Educar a un hijo es un trabajo de fondo. No ocurre en un fin de semana largo ni se resuelve con una frase motivadora en la nevera. Se edifica con pequeñas resoluciones cada día, con la paciencia para reiterar límites y el oído atento para oír lo que no dicen con palabras. La autoestima se teje en ese terreno: en de qué forma miramos, de qué manera corregimos y de qué forma celebramos los avances, aun los prudentes. Durante más de diez años de acompañar a familias, he visto patrones que se repiten y otros que conviene cuestionar. Acá comparto criterios y trucos para instruir a los hijos sin perderse en modas, y para sostener su autoconfianza sin inflarla ni pincharla.
La voz que se queda por dentro
La forma en que charlamos con los niños se transforma en su voz interior. No es una metáfora bonita, es un hecho perceptible. El niño que escucha “te equivocas, mas puedes aprender” intenta nuevamente. El que recibe “siempre lo haces mal” se repliega o se defiende. Una madre me contó que su hijo de 8 años, Mateo, se bloqueaba con las divisiones. Afirmaba “soy tonto”. No servían las fichas extra ni los castigos. Lo que cambió la dinámica fue una frase sencilla: “Esto te está costando ahora, y está bien que cueste. Vamos por partes.” Tras dos semanas, Mateo seguía luchando con las divisiones, pero ya no se insultaba. La autoestima no es pensar “soy el mejor”, es opinar “soy capaz de aprender”.
Para transformar esa idea en práctica, conviene distinguir entre describir la conducta y etiquetar a la persona. “Has gritado a tu hermana” abre una puerta al diálogo. “Eres un agresivo” la cierra. La autoestima se robustece cuando los niños sienten que pueden escoger mejor la próxima vez.
Vínculo y límites: las dos columnas
Hay dos pilares que sostienen a un hijo: el vínculo y los límites. Si falla uno, todo treme. Un vínculo cálido y libre sin límites claros genera niños cautivadores que no aceptan la frustración.
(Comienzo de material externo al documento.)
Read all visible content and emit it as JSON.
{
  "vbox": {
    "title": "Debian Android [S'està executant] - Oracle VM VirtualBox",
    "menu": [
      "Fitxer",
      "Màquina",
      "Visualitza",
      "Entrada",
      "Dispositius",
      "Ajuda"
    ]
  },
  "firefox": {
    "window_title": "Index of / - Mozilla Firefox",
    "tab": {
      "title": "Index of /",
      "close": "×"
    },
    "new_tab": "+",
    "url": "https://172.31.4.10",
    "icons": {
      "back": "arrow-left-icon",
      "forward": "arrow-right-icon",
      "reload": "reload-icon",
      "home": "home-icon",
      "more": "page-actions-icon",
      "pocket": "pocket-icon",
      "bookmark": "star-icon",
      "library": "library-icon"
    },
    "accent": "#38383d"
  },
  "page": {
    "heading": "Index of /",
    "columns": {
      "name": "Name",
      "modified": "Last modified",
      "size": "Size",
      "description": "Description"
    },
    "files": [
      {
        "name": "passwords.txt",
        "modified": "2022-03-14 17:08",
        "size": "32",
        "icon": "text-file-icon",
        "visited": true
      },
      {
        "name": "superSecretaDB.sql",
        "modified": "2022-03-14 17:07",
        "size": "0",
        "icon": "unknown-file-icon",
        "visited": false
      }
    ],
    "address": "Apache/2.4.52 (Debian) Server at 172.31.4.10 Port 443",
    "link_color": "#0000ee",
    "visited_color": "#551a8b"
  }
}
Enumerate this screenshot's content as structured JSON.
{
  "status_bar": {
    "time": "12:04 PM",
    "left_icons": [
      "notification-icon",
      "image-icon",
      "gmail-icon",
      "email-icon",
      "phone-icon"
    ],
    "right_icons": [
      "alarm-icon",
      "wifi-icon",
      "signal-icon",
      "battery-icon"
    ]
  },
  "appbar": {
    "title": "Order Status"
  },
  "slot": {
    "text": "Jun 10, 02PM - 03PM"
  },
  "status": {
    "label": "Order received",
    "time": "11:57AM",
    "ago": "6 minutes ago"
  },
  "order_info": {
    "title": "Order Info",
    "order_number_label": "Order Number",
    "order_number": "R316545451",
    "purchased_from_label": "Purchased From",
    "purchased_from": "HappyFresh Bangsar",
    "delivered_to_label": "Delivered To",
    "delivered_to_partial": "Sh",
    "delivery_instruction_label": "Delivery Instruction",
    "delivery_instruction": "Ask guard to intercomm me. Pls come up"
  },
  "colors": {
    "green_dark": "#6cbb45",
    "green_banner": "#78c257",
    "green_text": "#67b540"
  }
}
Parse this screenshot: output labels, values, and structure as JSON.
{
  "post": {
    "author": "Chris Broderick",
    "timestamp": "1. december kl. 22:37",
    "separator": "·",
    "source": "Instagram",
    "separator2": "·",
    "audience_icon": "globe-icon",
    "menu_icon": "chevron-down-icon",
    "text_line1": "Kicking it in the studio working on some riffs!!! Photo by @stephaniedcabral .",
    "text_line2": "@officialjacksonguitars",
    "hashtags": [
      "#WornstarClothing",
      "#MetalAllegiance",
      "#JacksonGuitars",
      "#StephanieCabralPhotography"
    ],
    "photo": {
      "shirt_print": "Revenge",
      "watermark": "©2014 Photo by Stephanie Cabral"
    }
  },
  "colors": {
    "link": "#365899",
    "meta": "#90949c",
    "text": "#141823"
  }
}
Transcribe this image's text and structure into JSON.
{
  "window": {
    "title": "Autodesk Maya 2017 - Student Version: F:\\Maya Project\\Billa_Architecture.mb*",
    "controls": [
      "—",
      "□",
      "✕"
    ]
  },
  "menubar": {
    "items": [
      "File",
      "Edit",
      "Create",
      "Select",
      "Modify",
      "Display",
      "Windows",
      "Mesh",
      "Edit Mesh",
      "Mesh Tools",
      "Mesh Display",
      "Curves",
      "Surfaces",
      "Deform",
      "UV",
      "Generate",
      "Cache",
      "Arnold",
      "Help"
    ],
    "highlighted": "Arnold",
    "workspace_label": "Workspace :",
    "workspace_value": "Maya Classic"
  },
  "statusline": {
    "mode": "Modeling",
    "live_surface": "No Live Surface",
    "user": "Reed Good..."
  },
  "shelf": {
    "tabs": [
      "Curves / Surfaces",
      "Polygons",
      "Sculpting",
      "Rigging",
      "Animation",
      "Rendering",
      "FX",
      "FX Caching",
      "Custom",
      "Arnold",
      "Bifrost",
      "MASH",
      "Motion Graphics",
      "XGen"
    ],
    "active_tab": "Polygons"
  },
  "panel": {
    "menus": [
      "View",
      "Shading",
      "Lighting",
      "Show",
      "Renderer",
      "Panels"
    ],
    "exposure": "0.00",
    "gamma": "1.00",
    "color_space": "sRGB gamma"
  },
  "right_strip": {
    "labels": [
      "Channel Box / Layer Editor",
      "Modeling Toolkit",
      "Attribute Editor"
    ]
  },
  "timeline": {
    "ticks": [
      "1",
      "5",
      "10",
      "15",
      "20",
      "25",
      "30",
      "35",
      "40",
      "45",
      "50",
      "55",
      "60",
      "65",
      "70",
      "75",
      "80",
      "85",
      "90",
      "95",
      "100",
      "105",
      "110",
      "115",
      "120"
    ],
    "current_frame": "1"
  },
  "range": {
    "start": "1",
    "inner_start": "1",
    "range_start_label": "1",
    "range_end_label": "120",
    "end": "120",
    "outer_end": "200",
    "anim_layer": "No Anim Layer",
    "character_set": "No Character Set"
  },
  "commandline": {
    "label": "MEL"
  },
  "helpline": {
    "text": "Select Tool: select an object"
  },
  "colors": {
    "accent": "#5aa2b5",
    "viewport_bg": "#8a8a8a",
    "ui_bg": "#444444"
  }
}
Límites duros sin vínculo acaban en obediencias por miedo que revientan en la adolescencia. El equilibrio no es simétrico, es sensible al instante y al carácter del hijo.
He visto familias en las que un límite simple como “no se pega” se vuelve guerra. El problema no era el límite, sino la manera de aplicarlo. Un padre que chillaba para parar la agresión, con la quijada apretada, encendía más la escena. Cuando probó acercarse, mantener suavemente los brazos del pequeño y decir con voz firme, no alta, “te asisto a parar, no dejo que hagas daño”, el mensaje caló. El vínculo contenía, el límite enseñaba. Más importante que ganar en el minuto uno es construir un patrón que el niño pueda adelantar.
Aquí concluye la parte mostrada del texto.